Brian Cardis of Macon, Georgia, played the Jimmy Buffett song “Fins” on a a pink-lined conch shell with holes so it can be played like a flute, while Carol Whiteley of Ontario, Canada, blew a long, loud blast with her shell to best other competitors.

Cardis said he began blowing the marine mollusk shell about 10 years ago during a family visit to Key West, adapting techniques he learned playing the trumpet as a child.

“You sort of have to just buzz your lips when you’re blowing into it,” Cardis said. “You have to make a ‘pffft’ noise with your lips in order to generate the sound.”

Whiteley said she plays the shell at her riverside home to celebrate sunsets.

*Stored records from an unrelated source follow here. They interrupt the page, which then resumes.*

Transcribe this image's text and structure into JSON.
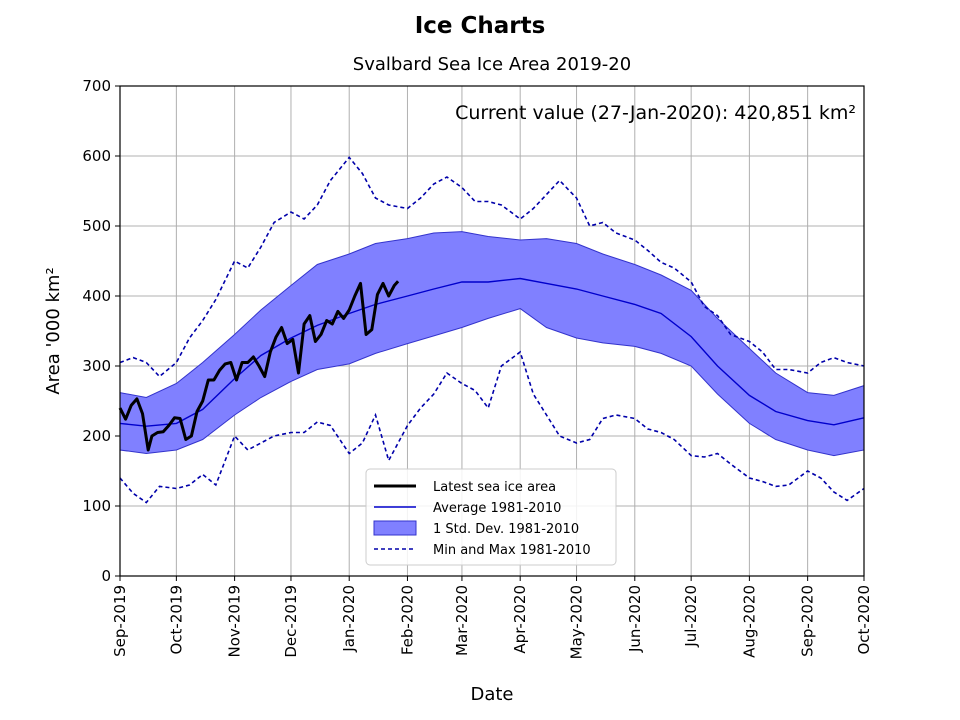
{
  "suptitle": "Ice Charts",
  "chart_data": {
    "type": "line",
    "title": "Svalbard Sea Ice Area 2019-20",
    "annotation": "Current value (27-Jan-2020): 420,851 km²",
    "xlabel": "Date",
    "ylabel": "Area '000 km²",
    "ylim": [
      0,
      700
    ],
    "xlim": [
      "2019-09-01",
      "2020-10-01"
    ],
    "yticks": [
      0,
      100,
      200,
      300,
      400,
      500,
      600,
      700
    ],
    "xticks": [
      {
        "date": "2019-09-01",
        "label": "Sep-2019"
      },
      {
        "date": "2019-10-01",
        "label": "Oct-2019"
      },
      {
        "date": "2019-11-01",
        "label": "Nov-2019"
      },
      {
        "date": "2019-12-01",
        "label": "Dec-2019"
      },
      {
        "date": "2020-01-01",
        "label": "Jan-2020"
      },
      {
        "date": "2020-02-01",
        "label": "Feb-2020"
      },
      {
        "date": "2020-03-01",
        "label": "Mar-2020"
      },
      {
        "date": "2020-04-01",
        "label": "Apr-2020"
      },
      {
        "date": "2020-05-01",
        "label": "May-2020"
      },
      {
        "date": "2020-06-01",
        "label": "Jun-2020"
      },
      {
        "date": "2020-07-01",
        "label": "Jul-2020"
      },
      {
        "date": "2020-08-01",
        "label": "Aug-2020"
      },
      {
        "date": "2020-09-01",
        "label": "Sep-2020"
      },
      {
        "date": "2020-10-01",
        "label": "Oct-2020"
      }
    ],
    "grid": true,
    "legend_position": "lower-center",
    "colors": {
      "latest": "#000000",
      "average": "#0000cc",
      "band_fill": "#8080ff",
      "band_edge": "#3333cc",
      "minmax": "#0000aa",
      "grid": "#b0b0b0"
    },
    "series": [
      {
        "name": "Latest sea ice area",
        "style": "thick-black",
        "x": [
          "2019-09-01",
          "2019-09-04",
          "2019-09-07",
          "2019-09-10",
          "2019-09-13",
          "2019-09-16",
          "2019-09-18",
          "2019-09-21",
          "2019-09-24",
          "2019-09-27",
          "2019-09-30",
          "2019-10-03",
          "2019-10-06",
          "2019-10-09",
          "2019-10-12",
          "2019-10-15",
          "2019-10-18",
          "2019-10-21",
          "2019-10-24",
          "2019-10-27",
          "2019-10-30",
          "2019-11-02",
          "2019-11-05",
          "2019-11-08",
          "2019-11-11",
          "2019-11-14",
          "2019-11-17",
          "2019-11-20",
          "2019-11-23",
          "2019-11-26",
          "2019-11-29",
          "2019-12-02",
          "2019-12-05",
          "2019-12-08",
          "2019-12-11",
          "2019-12-14",
          "2019-12-17",
          "2019-12-20",
          "2019-12-23",
          "2019-12-26",
          "2019-12-29",
          "2020-01-01",
          "2020-01-04",
          "2020-01-07",
          "2020-01-10",
          "2020-01-13",
          "2020-01-16",
          "2020-01-19",
          "2020-01-22",
          "2020-01-25",
          "2020-01-27"
        ],
        "values": [
          240,
          224,
          244,
          253,
          232,
          180,
          200,
          205,
          206,
          215,
          226,
          225,
          195,
          200,
          235,
          250,
          280,
          280,
          294,
          303,
          305,
          280,
          305,
          305,
          313,
          300,
          285,
          320,
          341,
          355,
          332,
          338,
          290,
          360,
          372,
          335,
          345,
          365,
          360,
          378,
          368,
          380,
          400,
          418,
          345,
          352,
          402,
          418,
          400,
          415,
          421
        ]
      },
      {
        "name": "Average 1981-2010",
        "style": "thin-blue",
        "x": [
          "2019-09-01",
          "2019-09-15",
          "2019-10-01",
          "2019-10-15",
          "2019-11-01",
          "2019-11-15",
          "2019-12-01",
          "2019-12-15",
          "2020-01-01",
          "2020-01-15",
          "2020-02-01",
          "2020-02-15",
          "2020-03-01",
          "2020-03-15",
          "2020-04-01",
          "2020-04-15",
          "2020-05-01",
          "2020-05-15",
          "2020-06-01",
          "2020-06-15",
          "2020-07-01",
          "2020-07-15",
          "2020-08-01",
          "2020-08-15",
          "2020-09-01",
          "2020-09-15",
          "2020-10-01"
        ],
        "values": [
          218,
          214,
          218,
          238,
          282,
          315,
          340,
          358,
          375,
          388,
          400,
          410,
          420,
          420,
          425,
          418,
          410,
          400,
          388,
          375,
          342,
          300,
          258,
          235,
          222,
          216,
          226
        ]
      },
      {
        "name": "1 Std. Dev. 1981-2010",
        "style": "band",
        "x": [
          "2019-09-01",
          "2019-09-15",
          "2019-10-01",
          "2019-10-15",
          "2019-11-01",
          "2019-11-15",
          "2019-12-01",
          "2019-12-15",
          "2020-01-01",
          "2020-01-15",
          "2020-02-01",
          "2020-02-15",
          "2020-03-01",
          "2020-03-15",
          "2020-04-01",
          "2020-04-15",
          "2020-05-01",
          "2020-05-15",
          "2020-06-01",
          "2020-06-15",
          "2020-07-01",
          "2020-07-15",
          "2020-08-01",
          "2020-08-15",
          "2020-09-01",
          "2020-09-15",
          "2020-10-01"
        ],
        "lower": [
          180,
          175,
          180,
          195,
          230,
          255,
          278,
          295,
          303,
          318,
          332,
          343,
          355,
          368,
          382,
          355,
          340,
          333,
          328,
          318,
          300,
          260,
          218,
          195,
          180,
          172,
          180
        ],
        "upper": [
          262,
          255,
          275,
          305,
          345,
          380,
          415,
          445,
          460,
          475,
          482,
          490,
          492,
          485,
          480,
          482,
          475,
          460,
          445,
          430,
          408,
          368,
          325,
          290,
          262,
          258,
          272
        ]
      },
      {
        "name": "Min and Max 1981-2010",
        "style": "dashed-blue",
        "x": [
          "2019-09-01",
          "2019-09-08",
          "2019-09-15",
          "2019-09-22",
          "2019-10-01",
          "2019-10-08",
          "2019-10-15",
          "2019-10-22",
          "2019-11-01",
          "2019-11-08",
          "2019-11-15",
          "2019-11-22",
          "2019-12-01",
          "2019-12-08",
          "2019-12-15",
          "2019-12-22",
          "2020-01-01",
          "2020-01-08",
          "2020-01-15",
          "2020-01-22",
          "2020-02-01",
          "2020-02-08",
          "2020-02-15",
          "2020-02-22",
          "2020-03-01",
          "2020-03-08",
          "2020-03-15",
          "2020-03-22",
          "2020-04-01",
          "2020-04-08",
          "2020-04-15",
          "2020-04-22",
          "2020-05-01",
          "2020-05-08",
          "2020-05-15",
          "2020-05-22",
          "2020-06-01",
          "2020-06-08",
          "2020-06-15",
          "2020-06-22",
          "2020-07-01",
          "2020-07-08",
          "2020-07-15",
          "2020-07-22",
          "2020-08-01",
          "2020-08-08",
          "2020-08-15",
          "2020-08-22",
          "2020-09-01",
          "2020-09-08",
          "2020-09-15",
          "2020-09-22",
          "2020-10-01"
        ],
        "max": [
          305,
          312,
          305,
          285,
          305,
          340,
          365,
          395,
          450,
          440,
          470,
          505,
          520,
          510,
          530,
          565,
          598,
          575,
          540,
          530,
          525,
          540,
          560,
          570,
          555,
          535,
          535,
          530,
          510,
          525,
          545,
          565,
          540,
          500,
          505,
          490,
          480,
          465,
          448,
          440,
          420,
          385,
          372,
          345,
          335,
          320,
          295,
          295,
          290,
          305,
          312,
          305,
          300
        ],
        "min": [
          140,
          118,
          105,
          128,
          125,
          130,
          145,
          130,
          200,
          180,
          190,
          200,
          205,
          205,
          220,
          215,
          175,
          190,
          230,
          165,
          215,
          240,
          260,
          290,
          275,
          265,
          240,
          300,
          320,
          260,
          230,
          200,
          190,
          195,
          225,
          230,
          225,
          210,
          205,
          195,
          172,
          170,
          175,
          160,
          140,
          135,
          128,
          130,
          150,
          140,
          120,
          108,
          125
        ]
      }
    ]
  }
}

Judges evaluated entrants ranging from children to seniors on the quality, novelty, duration and loudness of sounds they produced.

Other winners included Michael and Georgann Wachter, a couple from Avon Lake, Ohio, who performed a conch-shell-and-vocal duet parodying Elvis Presley’s “Hound Dog” that drew cheers and laughter from spectators.

The conch shell, an enduring symbol of the Florida Keys, has been used as a maritime signaling device in the region for more than two centuries. The island chain is nicknamed the Conch Republic.

The contest was conceived by the Old Island Restoration Foundation in 1972 and took place in the garden of Key West’s Oldest House Museum.